Overfitting if: training loss << validation loss
Underfitting if: training loss >> validation loss
Just right if training loss ~ validation loss
Question: How should we interpret >>, <<, and ~?
For example, what ratio between the training and validation loss would indicate that you are overfitting, underfitting, or in a good place?
Ok so your underlying question. How to interpret << >>
Not an expert but my assumptions have been
- Typically validation loss should be similar to but slightly higher than training loss. As long as validation loss is lower than or even equal to training loss one should keep doing more training.
- If training loss is reducing without increase in validation loss then again keep doing more training
- If validation loss starts increasing then it is time to stop
- If overall accuracy still not acceptable then review mistakes model is making and think of what can one change:
- More data? More / different data augmentations? Generative data?
- Different architecture?
Funnily enough, some over-fitting is nearly always a good thing.

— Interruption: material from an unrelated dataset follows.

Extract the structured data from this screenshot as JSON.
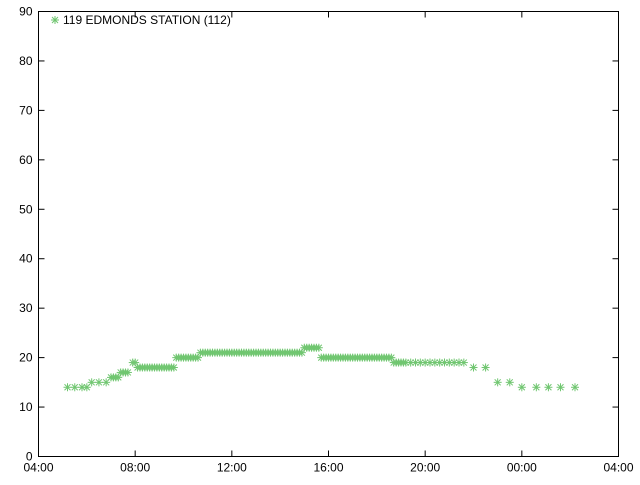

All that matters in the end is: is the validation loss as low as you can get it (and/or the val accuracy as high)? This often occurs when the training loss is quite a bit lower.
From lesson 1 we have:
If you try training for more epochs, you’ll notice that we start to overfit, which means that our model is learning to recognize the specific images in the training set, rather than generalizing such that we also get good results on the validation set.
So, I took the 3 lines of code and ran for 50 epochs and got the following:
arch=resnet34 data = ImageClassifierData.from_paths(PATH, tfms=tfms_from_model(arch, sz)) learn = ConvLearner.pretrained(arch, data, precompute=True) learn.fit(0.01, 50)
Two things I observe from this graph about over-fitting are:
- The training loss keeps decreasing after every epoch. Our model is learning to recognize the specific images in the training set.
- The validation loss keeps increasing after every epoch. Our model is not generalizing well enough on the validation set.
After 250 epochs
The trend is so clear with lots of epochs!